The message was run by Coleman’s office by a constituency assistant, Hogg said, and is believed to have been vetted by BC Hydro. No negative reaction had been received, he said, and the assistant had received permission to release the information.

The information went viral online when it was shared with smart-meter opponents Citizens for Safe Technology, who proceeded to publish it as a personal statement from Hogg – an impression corrected in subsequent bulletins.

Hogg also stood by his earlier statement to Peace Arch News that comments made suggest a permanent opt-out would be available for the smart-meter program, but he noted the decision would ultimately be up to BC Hydro and the ministry.

According to Hansard, the official record of legislature proceedings, Coleman was asked by NDP energy critic John Horgan on May 31, 2011 if BC Hydro would "respect the rights of individuals who do not want smart meters installed on their homes and cancel the program for those who have a demonstrated health concern."

"First of all, there is an opt-out program," Coleman responded. "People will have the opportunity.
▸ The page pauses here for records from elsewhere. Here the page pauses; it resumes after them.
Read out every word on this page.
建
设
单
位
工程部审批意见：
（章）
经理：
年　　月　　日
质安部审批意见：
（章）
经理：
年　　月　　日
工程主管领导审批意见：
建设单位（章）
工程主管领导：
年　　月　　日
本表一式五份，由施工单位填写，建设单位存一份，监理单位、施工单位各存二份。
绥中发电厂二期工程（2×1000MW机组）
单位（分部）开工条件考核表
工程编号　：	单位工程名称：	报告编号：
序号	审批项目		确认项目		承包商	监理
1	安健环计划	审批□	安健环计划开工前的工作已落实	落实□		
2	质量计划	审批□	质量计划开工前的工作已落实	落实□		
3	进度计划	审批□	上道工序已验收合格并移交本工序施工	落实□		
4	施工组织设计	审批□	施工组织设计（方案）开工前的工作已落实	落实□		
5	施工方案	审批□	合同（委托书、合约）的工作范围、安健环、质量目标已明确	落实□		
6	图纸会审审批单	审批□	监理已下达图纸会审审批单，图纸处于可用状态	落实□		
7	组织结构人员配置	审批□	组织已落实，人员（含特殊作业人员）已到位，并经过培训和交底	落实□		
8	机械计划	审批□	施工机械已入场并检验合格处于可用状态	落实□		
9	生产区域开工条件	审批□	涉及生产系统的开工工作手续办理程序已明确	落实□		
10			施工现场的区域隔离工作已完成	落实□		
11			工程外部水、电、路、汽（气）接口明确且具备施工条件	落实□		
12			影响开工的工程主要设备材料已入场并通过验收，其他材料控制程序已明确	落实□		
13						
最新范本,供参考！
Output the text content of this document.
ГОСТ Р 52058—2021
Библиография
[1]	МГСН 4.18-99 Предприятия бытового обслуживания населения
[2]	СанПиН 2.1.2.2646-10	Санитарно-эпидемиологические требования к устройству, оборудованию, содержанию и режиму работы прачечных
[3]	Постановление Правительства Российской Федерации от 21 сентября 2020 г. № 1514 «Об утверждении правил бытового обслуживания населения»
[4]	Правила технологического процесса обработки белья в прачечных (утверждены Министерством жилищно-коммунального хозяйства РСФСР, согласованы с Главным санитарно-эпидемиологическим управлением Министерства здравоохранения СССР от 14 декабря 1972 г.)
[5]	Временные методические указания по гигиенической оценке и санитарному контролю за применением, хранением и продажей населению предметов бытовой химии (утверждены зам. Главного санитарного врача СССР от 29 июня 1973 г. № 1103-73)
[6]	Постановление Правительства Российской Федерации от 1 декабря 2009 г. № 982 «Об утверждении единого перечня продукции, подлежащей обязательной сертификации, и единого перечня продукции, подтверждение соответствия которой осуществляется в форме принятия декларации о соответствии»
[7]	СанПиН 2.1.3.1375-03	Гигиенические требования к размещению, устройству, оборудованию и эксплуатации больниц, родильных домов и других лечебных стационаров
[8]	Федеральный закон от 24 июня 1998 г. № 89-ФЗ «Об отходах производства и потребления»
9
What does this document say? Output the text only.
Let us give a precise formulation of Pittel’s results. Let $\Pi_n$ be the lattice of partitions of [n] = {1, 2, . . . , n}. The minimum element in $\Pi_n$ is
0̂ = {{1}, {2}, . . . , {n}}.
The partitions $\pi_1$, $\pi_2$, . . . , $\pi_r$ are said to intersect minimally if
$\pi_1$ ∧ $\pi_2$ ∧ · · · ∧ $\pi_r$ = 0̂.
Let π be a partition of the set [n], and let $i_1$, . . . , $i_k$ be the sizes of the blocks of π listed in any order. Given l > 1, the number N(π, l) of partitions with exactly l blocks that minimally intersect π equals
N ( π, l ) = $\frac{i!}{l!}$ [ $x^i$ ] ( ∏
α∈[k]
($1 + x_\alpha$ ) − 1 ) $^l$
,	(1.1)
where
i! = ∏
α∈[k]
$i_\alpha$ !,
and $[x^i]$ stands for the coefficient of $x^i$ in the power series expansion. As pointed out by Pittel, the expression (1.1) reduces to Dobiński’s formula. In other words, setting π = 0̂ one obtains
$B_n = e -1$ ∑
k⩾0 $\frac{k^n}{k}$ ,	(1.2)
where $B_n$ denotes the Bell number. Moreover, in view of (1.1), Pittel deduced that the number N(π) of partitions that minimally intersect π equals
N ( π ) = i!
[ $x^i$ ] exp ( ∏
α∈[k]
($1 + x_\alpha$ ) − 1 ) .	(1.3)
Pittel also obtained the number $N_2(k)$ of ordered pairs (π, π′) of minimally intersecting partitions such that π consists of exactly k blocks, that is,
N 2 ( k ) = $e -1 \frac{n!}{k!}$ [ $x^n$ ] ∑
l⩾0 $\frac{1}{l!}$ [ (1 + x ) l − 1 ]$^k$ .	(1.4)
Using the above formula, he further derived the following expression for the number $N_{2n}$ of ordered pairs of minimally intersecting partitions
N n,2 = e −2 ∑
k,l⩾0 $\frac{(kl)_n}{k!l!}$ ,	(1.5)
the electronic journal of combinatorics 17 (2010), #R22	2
We will work with them. People who have legitimate concerns, as we're doing the program now, will be taken to the bottom of the list and not be installed immediately. We will take some time to educate. They will have the opportunity to have the meter somewhere else on the property, like in the garage, or whatever, rather than in the living area of the house."

When asked by Horgan how he and BC Hydro would determine what was legitimate, and what process would be in place to review customers' concerns, Coleman corrected his description of the program.

"It's not called an opt-out program, so I've been advised that wasn't correct," he said.

"Basically it's a mitigation program for people that have legitimate concerns."